Quite notoriously, many singers entirely fail to make their words intelligible to the listener, and in the majority of cases this is due to insufficient stressing of the consonants. Vowel tones carry, while consonants do not. If we want to shout to anyone we call out "Hi" or "Hey": never by any chance do we try to reach them with a "P-p-p-p-p" or a "T-t-t-t-t," and for precisely this reason. If, therefore, a singer wishes his words to carry to the end of the hall he must needs exaggerate his consonants to allow for this loss in transit: the vowels will look after themselves. Then, although the balance of the words as they are uttered may be a trifle distorted, they will nevertheless reach the hearers in due proportion. Comfort in listening is greatly increased when this sense-perception is clear and unambiguous, and the brain-recognition is easy by reason of a certain familiarity. When the sense-perception is blurred, as in faulty diction, extra work is thrown on to the brain: listening then becomes a strain, and the brain is fatigued with supplying the details which it supposes the singer to have intended. The listener has, as it were, to put in his consonants for him, to dot his "i's" and cross his "t's."

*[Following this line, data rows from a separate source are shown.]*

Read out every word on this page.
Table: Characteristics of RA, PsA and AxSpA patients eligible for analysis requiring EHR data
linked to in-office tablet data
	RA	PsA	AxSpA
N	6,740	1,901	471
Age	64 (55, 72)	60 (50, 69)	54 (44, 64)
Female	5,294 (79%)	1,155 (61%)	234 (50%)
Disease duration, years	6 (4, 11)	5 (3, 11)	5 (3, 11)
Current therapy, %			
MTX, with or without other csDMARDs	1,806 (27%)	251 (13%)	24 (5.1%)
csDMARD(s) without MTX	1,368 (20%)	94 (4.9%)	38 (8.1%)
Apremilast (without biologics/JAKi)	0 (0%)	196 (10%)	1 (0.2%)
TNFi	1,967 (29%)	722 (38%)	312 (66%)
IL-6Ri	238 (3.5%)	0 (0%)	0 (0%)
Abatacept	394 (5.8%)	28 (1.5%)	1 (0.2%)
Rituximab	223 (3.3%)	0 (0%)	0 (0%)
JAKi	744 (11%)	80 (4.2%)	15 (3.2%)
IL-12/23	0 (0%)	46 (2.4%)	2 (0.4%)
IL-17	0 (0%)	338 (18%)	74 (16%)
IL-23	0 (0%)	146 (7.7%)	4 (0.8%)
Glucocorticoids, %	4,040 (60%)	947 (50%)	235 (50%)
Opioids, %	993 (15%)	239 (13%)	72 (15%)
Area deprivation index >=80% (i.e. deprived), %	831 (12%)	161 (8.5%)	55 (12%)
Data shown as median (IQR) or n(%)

Some singers distort their vowel sounds almost beyond recognition, and many pupils seem to be definitely taught to adopt the habit. Then "and" becomes "awnd," and the various words take on new disguises after the reputed Oxford model of "He that hath yaws to yaw, let him yaw." Singing is but glorified speech, it is not a thing apart, neither is there one language of the speaker and another of the vocalist. This distortion may be due to affectation or to ignorance, but in either case we could well do without it. In cases where the actual production of the voice is mechanically stiff, rigid, and therefore distorted, it is not likely that we can secure a free and flexible musical elocution. We do occasionally meet singers whose diction is delightful to hear because of its absolute freedom and complete naturalness, but these only serve to heighten by their excellence the shortcomings of the many.